You seem to have answered your own question. If a SATA III card is available but not in the budget, you might as well get SATA III SSD now and add the card later.
SATA II data transfers over the connecting cable occur at a faster rate than the internal speed of a HDD. SATA II cable transfers are slower than the internal speed of a SSD. This is why SATA III created.
HDDs internally have a transfer rate of about 200 MB/s, where as SSDs have an internal transfer rate of over 400 MB/s. When a SSD uses a SATA II interface, the actual transfer rate is limited to 300 MB/s. When using a SATA III interface, a SSD is not limited by the interface itself.

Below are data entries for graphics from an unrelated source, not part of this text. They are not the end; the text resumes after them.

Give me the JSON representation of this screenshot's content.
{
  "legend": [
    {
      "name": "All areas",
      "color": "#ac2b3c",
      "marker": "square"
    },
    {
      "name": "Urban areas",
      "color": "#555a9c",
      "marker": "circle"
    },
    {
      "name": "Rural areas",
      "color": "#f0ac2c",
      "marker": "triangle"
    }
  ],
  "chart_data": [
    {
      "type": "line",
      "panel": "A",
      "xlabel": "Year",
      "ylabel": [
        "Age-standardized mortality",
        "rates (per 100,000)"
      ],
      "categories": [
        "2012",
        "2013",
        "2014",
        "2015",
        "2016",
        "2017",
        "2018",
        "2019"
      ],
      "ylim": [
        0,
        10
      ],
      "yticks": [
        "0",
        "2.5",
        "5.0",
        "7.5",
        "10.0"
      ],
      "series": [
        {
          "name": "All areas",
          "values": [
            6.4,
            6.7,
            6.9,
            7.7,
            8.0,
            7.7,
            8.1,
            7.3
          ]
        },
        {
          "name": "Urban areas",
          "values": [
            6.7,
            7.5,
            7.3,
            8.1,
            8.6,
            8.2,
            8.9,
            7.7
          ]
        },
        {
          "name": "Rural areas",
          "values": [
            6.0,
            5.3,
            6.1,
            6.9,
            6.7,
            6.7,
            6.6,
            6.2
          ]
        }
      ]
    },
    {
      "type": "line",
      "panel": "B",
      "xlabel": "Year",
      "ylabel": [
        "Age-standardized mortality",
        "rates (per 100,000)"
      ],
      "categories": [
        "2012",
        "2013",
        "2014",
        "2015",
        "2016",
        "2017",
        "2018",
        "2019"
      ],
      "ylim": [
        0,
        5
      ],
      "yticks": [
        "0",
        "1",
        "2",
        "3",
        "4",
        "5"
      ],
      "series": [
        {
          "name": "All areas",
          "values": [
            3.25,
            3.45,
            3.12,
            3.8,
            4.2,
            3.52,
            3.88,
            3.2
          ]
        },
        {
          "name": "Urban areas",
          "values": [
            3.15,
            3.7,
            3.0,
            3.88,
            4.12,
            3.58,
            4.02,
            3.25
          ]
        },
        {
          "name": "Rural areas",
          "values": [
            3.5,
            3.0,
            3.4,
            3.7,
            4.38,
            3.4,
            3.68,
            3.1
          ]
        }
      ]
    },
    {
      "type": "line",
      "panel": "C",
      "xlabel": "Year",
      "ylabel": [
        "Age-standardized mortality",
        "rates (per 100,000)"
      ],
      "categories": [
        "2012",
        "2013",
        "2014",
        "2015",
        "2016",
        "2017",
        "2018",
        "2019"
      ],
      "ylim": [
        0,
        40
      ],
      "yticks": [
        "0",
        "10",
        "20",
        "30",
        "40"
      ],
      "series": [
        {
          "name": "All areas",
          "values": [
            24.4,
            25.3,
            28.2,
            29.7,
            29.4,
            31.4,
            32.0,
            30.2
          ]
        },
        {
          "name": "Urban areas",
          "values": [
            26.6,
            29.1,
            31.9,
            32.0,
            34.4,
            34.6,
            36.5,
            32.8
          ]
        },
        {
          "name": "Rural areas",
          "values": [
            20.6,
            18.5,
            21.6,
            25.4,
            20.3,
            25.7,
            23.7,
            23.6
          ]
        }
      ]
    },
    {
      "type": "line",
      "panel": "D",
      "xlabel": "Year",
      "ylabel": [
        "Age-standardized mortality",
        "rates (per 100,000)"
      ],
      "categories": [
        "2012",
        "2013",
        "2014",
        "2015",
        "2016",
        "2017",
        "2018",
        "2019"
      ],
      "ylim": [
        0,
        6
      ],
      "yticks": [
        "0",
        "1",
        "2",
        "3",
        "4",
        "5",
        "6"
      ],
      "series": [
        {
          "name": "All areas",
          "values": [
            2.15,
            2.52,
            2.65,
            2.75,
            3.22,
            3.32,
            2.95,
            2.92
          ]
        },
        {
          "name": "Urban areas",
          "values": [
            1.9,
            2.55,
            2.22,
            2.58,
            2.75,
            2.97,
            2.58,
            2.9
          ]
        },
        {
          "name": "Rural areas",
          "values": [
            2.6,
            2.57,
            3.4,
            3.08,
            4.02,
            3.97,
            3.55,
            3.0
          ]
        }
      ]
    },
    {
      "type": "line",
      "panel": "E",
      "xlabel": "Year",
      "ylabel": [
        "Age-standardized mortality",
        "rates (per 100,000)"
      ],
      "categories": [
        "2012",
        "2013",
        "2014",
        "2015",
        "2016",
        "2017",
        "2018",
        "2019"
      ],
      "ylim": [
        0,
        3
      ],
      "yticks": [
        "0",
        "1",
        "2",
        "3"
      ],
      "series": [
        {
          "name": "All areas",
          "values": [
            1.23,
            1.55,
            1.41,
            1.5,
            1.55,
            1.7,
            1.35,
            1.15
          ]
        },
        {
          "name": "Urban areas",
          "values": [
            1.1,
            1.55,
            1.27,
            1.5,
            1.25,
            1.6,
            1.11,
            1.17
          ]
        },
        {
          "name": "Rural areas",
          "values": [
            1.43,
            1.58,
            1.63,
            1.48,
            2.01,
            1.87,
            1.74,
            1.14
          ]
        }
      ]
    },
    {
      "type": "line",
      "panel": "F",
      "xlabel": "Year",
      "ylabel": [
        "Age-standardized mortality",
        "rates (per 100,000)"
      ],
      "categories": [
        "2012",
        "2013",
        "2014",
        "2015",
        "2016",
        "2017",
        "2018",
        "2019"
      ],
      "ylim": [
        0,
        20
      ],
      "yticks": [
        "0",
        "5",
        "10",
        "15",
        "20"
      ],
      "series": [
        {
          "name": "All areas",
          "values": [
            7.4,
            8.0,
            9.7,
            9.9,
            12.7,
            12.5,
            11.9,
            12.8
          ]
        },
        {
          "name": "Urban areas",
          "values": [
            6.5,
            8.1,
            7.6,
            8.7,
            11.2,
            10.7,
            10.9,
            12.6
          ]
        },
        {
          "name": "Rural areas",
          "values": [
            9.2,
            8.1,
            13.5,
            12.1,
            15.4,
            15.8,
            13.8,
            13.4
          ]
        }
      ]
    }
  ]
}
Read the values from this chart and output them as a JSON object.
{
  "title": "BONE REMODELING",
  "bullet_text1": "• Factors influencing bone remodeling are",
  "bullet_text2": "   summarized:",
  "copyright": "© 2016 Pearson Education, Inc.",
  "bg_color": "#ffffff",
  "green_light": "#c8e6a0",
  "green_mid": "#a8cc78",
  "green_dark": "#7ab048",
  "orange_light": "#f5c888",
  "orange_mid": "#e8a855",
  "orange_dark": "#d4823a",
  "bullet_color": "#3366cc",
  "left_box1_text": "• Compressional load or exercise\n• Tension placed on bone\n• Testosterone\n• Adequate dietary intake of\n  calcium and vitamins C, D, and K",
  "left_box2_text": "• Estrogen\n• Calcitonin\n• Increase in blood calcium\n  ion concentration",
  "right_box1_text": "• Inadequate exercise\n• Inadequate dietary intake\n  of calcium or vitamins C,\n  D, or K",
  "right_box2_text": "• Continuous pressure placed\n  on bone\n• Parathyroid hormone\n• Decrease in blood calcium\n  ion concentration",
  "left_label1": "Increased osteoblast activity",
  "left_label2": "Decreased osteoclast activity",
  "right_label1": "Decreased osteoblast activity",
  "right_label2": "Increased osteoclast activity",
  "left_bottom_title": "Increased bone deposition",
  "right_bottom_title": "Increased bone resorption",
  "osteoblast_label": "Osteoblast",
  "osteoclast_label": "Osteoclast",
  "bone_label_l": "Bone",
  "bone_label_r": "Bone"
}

Therefore, there is about a 50% performance improvement when a SDD replaces a HDD using a SATA II connection. But, to truly see an improvement, you will need to SATA III connection.
Drive manufactures now offer drives that include both SSD and HDD components. Externally, the drives appear as single devices, but internally cache frequently used data in the SSD. This can give SSD performance at HDD prices. These drives are often referred to as Solid State Hybrid Drives (SSHD).
Apple offer their own version of SSHD technology. These drives are referred to as Fusion Drives. The difference is that OS X is aware the the Fusion Drive is actually a HDD and SSD paired together. When a Fusion Drive is installed, you have to use Core Storage when partitioning the drives.